Tout le monde peut se tromper !

Est-ce que faire l’expérience de quelque chose qui ne fonctionne pas, ne sert à rien ? Est-ce qu’une décision prise, qui n’aboutit pas à ce qui était espéré, revient à avoir commis une erreur ?

Souvent, on entend dire qu’il faut laisser les enfants grandir en leur accordant le droit à l’erreur ou bien qu’ils apprendront de leurs erreurs.

Lorsque l’on est enfant, il peut y avoir un côté très culpabilisant et décevant à se dire que l’on s’est trompé. L’enfant peut en venir à la conclusion qu’il n’a pas été assez perspicace ou qu’il n’a pas assez de compétences pour faire les bons choix (schéma qui va ensuite se répéter à l’âge adulte). Bref, la confiance en soi en prend un coup !

Cette peur du jugement négatif va bloquer la prise d’initiatives; alors même que pour se construire, les enfants ont besoin de tester, de sentir, d’assouvir leur curiosité, … En effet, c’est ainsi qu’ils apprennent l’effet de cause à conséquence et développent leur esprit logique, qui leur sera utile plus tard pour la rédaction de textes, la résolution de problèmes mathématiques, l’apprentissage de la responsabilisation…

Ce qui intéresse l’enfant dans le processus d’expérimentation n’est pas tant le résultat que le chemin pour y arriver. L’enfant prend un énorme plaisir dans sa démarche :

  • la surprise d’avoir découvert une situation à laquelle il est confronté pour la première fois,
  • la capacité à émettre des hypothèses,
  • la conception de l’action qui permettra de vérifier ses hypothèses,
  • la satisfaction d’observer le résultat.

Quelque soit l’aboutissement, l’enfant se voit en génie… et il a bien raison ! Il a été capable d’élaborer un processus complexe et il a appris de manière autonome.

Comment soutenir l’enfant de manière positive ?

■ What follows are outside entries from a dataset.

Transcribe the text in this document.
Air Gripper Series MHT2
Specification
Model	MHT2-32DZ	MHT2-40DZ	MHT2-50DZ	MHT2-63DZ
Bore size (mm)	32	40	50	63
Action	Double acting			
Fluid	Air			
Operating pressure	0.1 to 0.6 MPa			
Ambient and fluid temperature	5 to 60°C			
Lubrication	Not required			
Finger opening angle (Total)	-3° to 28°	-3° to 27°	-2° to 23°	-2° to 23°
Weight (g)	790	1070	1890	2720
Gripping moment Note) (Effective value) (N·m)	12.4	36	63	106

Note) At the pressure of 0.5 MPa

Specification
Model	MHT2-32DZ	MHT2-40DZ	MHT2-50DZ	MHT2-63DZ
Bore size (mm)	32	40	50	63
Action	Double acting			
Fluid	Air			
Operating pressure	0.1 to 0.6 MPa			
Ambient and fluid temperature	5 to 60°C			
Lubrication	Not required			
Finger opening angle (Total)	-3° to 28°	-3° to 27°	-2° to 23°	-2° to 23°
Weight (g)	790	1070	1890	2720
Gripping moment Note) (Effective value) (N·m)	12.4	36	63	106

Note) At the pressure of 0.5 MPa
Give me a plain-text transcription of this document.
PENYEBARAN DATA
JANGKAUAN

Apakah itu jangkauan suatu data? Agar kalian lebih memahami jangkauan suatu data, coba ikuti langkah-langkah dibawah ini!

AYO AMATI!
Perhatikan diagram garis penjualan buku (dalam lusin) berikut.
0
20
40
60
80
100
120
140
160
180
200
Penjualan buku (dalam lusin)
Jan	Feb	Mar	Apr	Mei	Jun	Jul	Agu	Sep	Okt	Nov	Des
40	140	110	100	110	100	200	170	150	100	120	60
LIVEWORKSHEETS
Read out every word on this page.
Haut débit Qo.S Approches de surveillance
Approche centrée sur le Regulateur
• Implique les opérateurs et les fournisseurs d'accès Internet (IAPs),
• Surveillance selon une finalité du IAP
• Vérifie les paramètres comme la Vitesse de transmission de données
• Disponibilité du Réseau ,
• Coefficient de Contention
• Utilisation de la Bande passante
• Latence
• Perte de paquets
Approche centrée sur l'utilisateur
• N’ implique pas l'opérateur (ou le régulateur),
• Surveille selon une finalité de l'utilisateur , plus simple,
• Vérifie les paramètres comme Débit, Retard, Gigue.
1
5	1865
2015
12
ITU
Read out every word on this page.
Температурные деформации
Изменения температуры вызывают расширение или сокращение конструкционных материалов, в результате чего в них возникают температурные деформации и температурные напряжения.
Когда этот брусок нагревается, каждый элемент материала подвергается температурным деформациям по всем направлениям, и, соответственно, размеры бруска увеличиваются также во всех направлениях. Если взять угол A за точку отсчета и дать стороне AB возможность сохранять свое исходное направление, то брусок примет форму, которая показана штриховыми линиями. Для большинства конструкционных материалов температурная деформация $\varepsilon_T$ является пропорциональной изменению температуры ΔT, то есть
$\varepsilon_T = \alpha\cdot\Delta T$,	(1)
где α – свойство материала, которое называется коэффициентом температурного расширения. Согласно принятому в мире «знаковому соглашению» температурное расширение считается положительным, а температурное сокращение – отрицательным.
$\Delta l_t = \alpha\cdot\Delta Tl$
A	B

  1. Valorisez la prise d’initiatives même la plus farfelue (à vos yeux) dans la limite de la sécurité physique évidemment : « Hum intéressant ton dessin de bateau avec les balais pour frotter le dos des baleines lorsqu’elles se promènent dans l’océan ! »
  2. Accompagnez les expériences bien que parfois vous ne compreniez pas tout à fait l’aboutissement : « Un bocal? Des ciseaux? Du papier alu? Un peu de scotch? Un cure-dent?? Une cuillère de confiture??? Oui, oui, tu peux les prendre! »
  3. Reconnaissez les résultats, même s’ils vous paraissaient tout à fait logiques : « Ah oui, tu as bien fait d’essayer cela, maintenant tu sais que si on mélange du bleu et du jaune, on n’obtient pas du violet. »
  4. Aidez l’enfant à améliorer ses prochaines expériences; être scientifique, ça prend du temps : « j’aime bien ce que tu as construit, mais ce qui pourrait être bien pour les prochaines fois, c’est que tu mettes un plastique pour éviter que la colle soit difficile à enlever de la table. »

Lorsque vous croyez voir « un mauvais choix », « une erreur » ou « une bêtise », pensez que l’enfant est au travail : il est en train d’expérimenter ou d’essayer quelque chose.

Il a besoin de vous pour le guider. En accompagnant sa prise de « risque », vous lui inculquez la valeur de chaque expérience et vous vous dégagez de la notion « c’est bien/c’est pas bien » pour le mode « j’ai essayé, voilà ce que ça a donné ».